Security Company Kaspersky Lab identified the malware as a rootkit, which MMPC rated as an extremely hostile threat. It has plentiful capabilities. So as typical to a rootkit, Necurs conceals itself from nearly all security software as well as downloads more malicious programs and especially plants a backdoor. This way it helps the attackers to keep accessing the infected system from the remote so activity on that machine can be monitored, while spam gets distributed alternatively scareware is installed.

According to Security Researcher Tim Liu of MMPC, the main capability of Nercus is to bypass identification while persistently remain on the target system. For this, it utilizes one command mechanism which spoils the tools used for recognizing valid commands. Threatpost.com published this in news on December 7, 2012.

Liu posts that Necurs' creator has one entire instructions list for the malware while the attackers can choose any from it to activate the instruction(s). Since Necurs is cautious of not letting anti-virus software recognize its chosen instruction(s), it therefore makes its command codes look like random numbers, obfuscated program else trash program.

Fascinatingly, the Necurs triggering component provides powerful anti-security abilities. There's a specific objective of the triggering element i.e. to prevent all of the rootkit's parts from getting eliminated. Importantly, keeping watch over this threat indicates the routine updating of the trigger, which apparently, some other malware groups like Winwebsec too have been employing in addition to Necurs.
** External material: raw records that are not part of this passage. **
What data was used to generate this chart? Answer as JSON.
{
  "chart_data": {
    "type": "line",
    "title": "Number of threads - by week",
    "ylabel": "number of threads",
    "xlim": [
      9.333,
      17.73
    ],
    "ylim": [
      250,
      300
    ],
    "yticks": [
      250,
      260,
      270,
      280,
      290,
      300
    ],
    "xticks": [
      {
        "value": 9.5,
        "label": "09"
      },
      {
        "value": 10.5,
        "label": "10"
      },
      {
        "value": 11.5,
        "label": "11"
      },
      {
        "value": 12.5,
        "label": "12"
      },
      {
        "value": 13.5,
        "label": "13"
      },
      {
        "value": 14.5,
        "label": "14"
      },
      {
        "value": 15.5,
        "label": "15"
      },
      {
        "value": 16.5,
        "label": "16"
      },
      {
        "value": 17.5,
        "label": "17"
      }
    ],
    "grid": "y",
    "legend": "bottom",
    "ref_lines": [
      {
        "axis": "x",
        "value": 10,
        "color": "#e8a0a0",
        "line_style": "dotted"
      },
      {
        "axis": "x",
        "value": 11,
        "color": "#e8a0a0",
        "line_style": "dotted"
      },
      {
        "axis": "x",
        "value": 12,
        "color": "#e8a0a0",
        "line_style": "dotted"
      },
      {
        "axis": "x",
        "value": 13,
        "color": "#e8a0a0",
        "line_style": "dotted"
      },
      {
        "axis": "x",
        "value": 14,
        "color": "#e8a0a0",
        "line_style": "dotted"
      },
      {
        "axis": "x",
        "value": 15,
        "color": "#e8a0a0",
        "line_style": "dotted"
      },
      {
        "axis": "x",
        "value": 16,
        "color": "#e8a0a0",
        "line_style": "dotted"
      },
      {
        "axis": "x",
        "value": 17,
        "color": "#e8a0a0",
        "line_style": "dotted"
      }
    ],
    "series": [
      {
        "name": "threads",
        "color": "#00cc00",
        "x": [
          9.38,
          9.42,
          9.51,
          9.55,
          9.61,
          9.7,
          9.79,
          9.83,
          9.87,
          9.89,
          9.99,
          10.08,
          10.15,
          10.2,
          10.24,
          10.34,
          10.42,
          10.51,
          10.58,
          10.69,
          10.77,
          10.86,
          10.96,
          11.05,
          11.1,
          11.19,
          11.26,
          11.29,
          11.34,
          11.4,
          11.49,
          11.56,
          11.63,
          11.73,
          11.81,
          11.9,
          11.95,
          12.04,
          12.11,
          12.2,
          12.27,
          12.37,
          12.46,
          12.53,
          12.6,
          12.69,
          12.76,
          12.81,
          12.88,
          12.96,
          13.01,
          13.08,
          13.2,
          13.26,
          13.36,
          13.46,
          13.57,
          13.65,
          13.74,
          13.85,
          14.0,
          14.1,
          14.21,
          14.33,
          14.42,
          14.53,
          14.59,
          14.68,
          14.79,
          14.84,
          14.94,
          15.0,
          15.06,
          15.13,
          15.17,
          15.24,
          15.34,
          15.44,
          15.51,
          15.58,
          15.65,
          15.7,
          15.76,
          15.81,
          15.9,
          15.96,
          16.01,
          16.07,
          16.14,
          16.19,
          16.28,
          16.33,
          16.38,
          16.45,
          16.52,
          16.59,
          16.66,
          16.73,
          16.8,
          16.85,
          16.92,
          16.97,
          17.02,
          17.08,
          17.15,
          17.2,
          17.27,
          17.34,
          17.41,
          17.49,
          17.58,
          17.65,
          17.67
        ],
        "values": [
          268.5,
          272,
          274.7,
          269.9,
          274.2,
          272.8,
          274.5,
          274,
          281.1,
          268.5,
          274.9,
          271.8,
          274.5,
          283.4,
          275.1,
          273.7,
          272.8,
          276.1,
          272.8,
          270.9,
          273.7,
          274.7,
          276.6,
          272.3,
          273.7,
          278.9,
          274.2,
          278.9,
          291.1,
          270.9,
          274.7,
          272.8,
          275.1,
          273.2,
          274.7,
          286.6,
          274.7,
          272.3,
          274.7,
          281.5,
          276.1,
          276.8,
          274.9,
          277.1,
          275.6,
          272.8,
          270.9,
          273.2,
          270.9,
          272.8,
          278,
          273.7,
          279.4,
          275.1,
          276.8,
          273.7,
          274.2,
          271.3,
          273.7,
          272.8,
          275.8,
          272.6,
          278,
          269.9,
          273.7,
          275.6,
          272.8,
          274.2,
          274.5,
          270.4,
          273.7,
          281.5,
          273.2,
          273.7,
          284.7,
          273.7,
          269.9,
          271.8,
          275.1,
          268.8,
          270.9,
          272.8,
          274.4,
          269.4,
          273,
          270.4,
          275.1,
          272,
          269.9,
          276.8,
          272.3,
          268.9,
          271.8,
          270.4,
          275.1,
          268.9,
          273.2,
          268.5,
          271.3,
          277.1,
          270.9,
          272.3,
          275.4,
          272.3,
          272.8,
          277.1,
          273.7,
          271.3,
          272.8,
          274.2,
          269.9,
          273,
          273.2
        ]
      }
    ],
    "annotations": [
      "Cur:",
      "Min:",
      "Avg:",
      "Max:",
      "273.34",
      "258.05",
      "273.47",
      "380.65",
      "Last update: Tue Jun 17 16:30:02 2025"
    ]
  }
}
In the meantime, MMPC highlights that for Necurs to disable whole ranges of anti-virus solutions its technique is easy yet effective. The rootkit changes the executable pictorial's entry point from the memory while displays a failed condition.

Further, MMPC concludes that users have been reporting of problems with the active security option of MSE (Microsoft Security Essentials) that got disabled soon after they started their PCs.